Более того. Имеем фильм/пленку между наблюдателем (им может быть как зритель, так и режиссер – идеальный зритель) и совсем иным кино как объектом1. То есть вместо объектов – обратная сторона изображения, ее еще можно назвать пред-изображением; это хтоническая визуальная праматерия, хаос, предваряющий сотворение мира, каковой мир и есть фильм. Так что нет ничего, кроме пленки, кроме изображения разных степеней структурированности. Это абсолютно герметическая история, история без выхода, равная самой реальности, подтвержденной – что важно для Бергмана - актом страдания.

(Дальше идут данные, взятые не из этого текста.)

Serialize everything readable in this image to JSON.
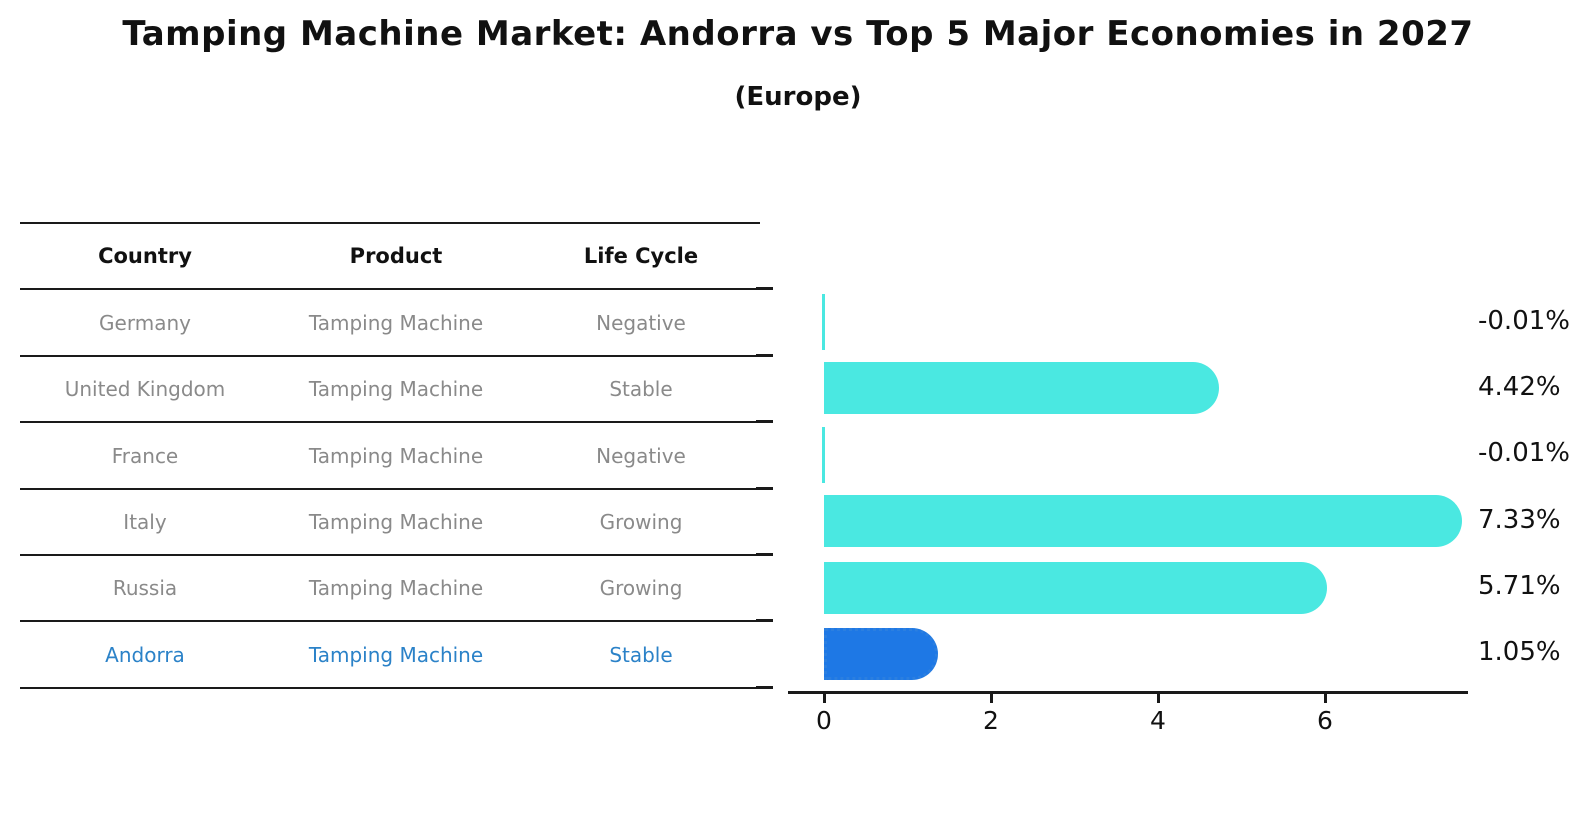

Ведь гвоздь - не только прорыв плоти, но и жестокое соединение, что откликается болезненной сценой срастания лиц Альмы и Элизабет в ассимметричную пугающую персону2. И это соединение – фактически, видоизмененное распятие - неизъяснимо трагично, тем более для Элизабет.

Здесь стоит вспомнить об уходе героинь. Они собирают вещи. Наезд камеры на чемодан Элизабет не случаен. Актриса отправляется без него, выходит направо (хочется сказать - в правую кулису) порывистым выразительным движением: в путешествии, которое она продолжила, багаж не нужен. “Нет ничего” - единственные за весь фильм сказанные ею слова вполне справедливы, ибо за границами ее кинотеатральной действительности ничего нет, она так и закрывается в кадре, или в (на) сцене. Пронзительный, резкий сигнал окончательно разводит Альму и Элизабет: для первой это гудок автобуса, для второй – буквально начало очередной съемки; недаром взгляд Лив Ульман в убранстве Электры, брошенный прямо в камеру, в тот момент, когда Альма закрывает двери, полон немой мольбы: это - отчаяние оставленной.

В вечной тишине “нет ничего” Элизабет застывает между непрерывным становлением из внекадрового ада все новых образов и касаниями,на которые она не сможет ответить любовью. “Персона”тем, кто снимает, тем, кто играет. Распятым и оставленным.

 

1 Ср. с мыслью Бориса Михайлова о пленке между художником и объектом как об автономном элементе, воздействующем на результат работы:“…есть пленка между мной и тем, что я фотографирую. Пленка позволяет скрадывать детали, огрублять реальность и переводить ее таким образом в художественное качество. Потом у знакомых художников я разузнал, что живописцы с подобной целью накладывают тот или иной цвет – например, золотистый, как у Рембрандта. Так же между фотографом и объектом стоит пленка как один из художественных элементов”(“Искусство кино, №6/2007).

2 Имеется в виду persona (лат.) как маска.